Utterances of professionalism will be decried and profoundly scorned upon by bastions of Gaeldom. Yet, a failure to realise that such is now transpiring in all but name within the playing ranks at the top level is to allow one’s mind reside at a fanciful sit point. And any activity that operates with a professional ethos is going to be a results driven environment.
Thus, whether the masses like it or not, the style of play utilised by the likes of Donegal and Tyrone and, to a lesser extent, Armagh very bountifully in their pomp. Still, Dublin demonstrated last term that those codes were rather open to cracking. By returning – to a large degree – to old style, long ball play.
Dublin had, of course, a coded system of their own. Fundamentally based around Stephen Cluxton’s kick outs. Meath did as good a job as any team last term in deciphering same. Central to their plan was pushing up tight for restarts. So denying the custodian his preferred option of quick restarts to half backs who attack at speed. Or at least limiting it.
What those efforts also allowed for was a platform to attack directly and at speed when possession was attained. One of the age old nuances of the game is that no defender seemingly likes an opponent who runs straight at them. Clearly, however, it was the ever more desperate attempts to combat exactly that by defending teams that led to the inception of the black card.
You’d think, then, that rivers of attractive, attacking football would now be flowing. Thereby sating often critical fans and media alike. Indeed it has, as seeing the likes of Meath newcomer Cillian O’Sullivan light up the early part of the campaign with direct running that has yielded plenty of scores for himself and his colleagues.

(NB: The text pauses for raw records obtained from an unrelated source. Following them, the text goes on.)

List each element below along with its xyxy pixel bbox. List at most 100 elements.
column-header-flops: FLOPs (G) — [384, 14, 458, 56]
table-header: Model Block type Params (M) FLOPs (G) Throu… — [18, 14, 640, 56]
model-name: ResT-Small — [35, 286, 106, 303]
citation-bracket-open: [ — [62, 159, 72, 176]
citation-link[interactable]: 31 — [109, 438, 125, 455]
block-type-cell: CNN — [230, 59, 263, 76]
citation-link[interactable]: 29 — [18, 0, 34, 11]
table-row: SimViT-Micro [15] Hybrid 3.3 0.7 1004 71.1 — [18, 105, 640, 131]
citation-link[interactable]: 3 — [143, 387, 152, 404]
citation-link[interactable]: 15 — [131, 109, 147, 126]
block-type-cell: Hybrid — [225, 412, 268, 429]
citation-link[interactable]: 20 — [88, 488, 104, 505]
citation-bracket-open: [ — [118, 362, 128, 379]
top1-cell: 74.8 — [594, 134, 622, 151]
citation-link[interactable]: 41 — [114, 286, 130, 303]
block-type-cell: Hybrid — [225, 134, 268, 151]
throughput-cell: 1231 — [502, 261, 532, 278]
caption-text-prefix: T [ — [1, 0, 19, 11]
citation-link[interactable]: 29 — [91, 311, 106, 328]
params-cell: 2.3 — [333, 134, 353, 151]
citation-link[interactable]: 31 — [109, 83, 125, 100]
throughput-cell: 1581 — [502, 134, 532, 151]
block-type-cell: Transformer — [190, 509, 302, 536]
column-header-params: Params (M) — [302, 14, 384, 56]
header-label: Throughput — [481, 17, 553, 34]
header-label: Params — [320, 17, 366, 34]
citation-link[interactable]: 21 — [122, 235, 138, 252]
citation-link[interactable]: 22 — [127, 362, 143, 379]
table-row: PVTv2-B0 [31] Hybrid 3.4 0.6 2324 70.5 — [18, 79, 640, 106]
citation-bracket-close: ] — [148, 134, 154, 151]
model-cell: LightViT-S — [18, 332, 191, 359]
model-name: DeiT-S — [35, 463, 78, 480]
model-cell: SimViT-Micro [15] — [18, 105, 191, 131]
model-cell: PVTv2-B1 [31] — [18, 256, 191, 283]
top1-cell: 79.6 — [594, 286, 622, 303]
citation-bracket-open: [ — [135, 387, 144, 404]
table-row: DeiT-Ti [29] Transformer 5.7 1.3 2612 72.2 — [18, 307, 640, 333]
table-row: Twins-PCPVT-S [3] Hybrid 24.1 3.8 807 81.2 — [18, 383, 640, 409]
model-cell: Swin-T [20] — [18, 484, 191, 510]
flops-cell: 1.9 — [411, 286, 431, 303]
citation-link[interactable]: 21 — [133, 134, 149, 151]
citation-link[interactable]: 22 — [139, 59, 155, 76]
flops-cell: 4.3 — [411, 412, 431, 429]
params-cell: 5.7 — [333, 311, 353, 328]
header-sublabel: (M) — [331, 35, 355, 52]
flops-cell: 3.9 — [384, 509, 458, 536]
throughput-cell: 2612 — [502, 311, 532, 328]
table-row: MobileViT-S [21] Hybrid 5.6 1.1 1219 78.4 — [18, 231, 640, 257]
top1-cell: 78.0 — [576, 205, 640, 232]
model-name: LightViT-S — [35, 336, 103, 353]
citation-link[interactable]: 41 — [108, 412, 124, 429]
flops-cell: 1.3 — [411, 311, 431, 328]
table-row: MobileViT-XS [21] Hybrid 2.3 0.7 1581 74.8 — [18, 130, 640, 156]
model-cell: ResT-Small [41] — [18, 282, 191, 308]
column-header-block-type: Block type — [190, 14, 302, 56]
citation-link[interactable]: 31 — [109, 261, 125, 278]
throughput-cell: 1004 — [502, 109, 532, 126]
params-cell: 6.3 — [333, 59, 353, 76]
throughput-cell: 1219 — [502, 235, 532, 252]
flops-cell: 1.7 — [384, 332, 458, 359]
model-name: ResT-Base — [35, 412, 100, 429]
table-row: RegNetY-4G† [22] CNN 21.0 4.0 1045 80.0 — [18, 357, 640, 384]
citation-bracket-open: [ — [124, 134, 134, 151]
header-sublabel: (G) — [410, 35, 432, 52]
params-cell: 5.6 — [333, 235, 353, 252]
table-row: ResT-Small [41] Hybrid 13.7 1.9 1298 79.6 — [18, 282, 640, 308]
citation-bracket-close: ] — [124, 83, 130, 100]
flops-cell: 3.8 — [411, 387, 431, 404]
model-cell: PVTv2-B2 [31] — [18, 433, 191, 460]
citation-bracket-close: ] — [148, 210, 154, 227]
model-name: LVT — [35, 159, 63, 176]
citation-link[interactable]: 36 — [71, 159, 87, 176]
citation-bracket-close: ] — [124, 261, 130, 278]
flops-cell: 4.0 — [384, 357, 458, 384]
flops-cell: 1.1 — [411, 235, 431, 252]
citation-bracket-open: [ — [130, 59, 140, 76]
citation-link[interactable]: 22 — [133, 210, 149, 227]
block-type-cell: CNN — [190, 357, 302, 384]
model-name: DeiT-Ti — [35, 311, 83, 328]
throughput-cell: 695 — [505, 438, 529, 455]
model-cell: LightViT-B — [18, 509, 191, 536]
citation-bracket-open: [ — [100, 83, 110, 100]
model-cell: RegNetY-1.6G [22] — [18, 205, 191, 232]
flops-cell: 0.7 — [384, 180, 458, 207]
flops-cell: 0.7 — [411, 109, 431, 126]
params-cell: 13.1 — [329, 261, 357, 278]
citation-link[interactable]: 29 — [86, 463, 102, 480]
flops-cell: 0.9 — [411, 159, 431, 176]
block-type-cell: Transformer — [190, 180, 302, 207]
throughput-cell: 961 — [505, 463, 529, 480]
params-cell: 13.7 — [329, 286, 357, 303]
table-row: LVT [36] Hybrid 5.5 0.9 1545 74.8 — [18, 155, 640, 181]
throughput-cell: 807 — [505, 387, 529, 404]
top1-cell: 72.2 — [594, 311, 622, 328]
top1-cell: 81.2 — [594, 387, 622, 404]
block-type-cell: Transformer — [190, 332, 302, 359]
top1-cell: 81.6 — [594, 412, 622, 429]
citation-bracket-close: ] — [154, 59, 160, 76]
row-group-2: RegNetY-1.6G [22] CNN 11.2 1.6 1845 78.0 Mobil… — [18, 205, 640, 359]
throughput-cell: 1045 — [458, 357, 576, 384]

Those traits have been evident with many sides since the black card came into play. As high scoring games and entertainment that’s easy on the eye have, thankfully, become the norm once again. There may be a requirement to attach a few asterisks to all the abounding positivity, mind you.
This corner would, admittedly, be liable to bemoan the efficiency of the whistle clad official when matters concerning teams in which a vested interest is held go wrong. Well hold on to your hats lads and lassies, you’re about to get the sympathy vote from an unlikely source!
For it’s been very obvious that even the best referees on the circuit have been struggling to adjudicate on what form of defending merits what sanction given that yellow, red and black cards are now in force. What it does as well is create an utter conundrum for defenders faced with oncoming attackers. Regarding what class of roadblocks will or won’t be permissible.
At this juncture, the ball must go back into the court of the sport’s legislators. In other words, the time has arrived, once and for all, properly to define what constitutes a legitimate tackle in the game as distinct from what’s regarded as a foul.
Doubtless, that too will take further elongated periods of protracted negotiation before an amiable solution is arrived at. But, as well as being something well worth pursuing, it’s actually a necessity if the relative positivity surrounding the black card so far is to be continued and indeed built upon going forward.
The sooner the GAA delivers a dictum on what a properly defined tackle in the game is, the better.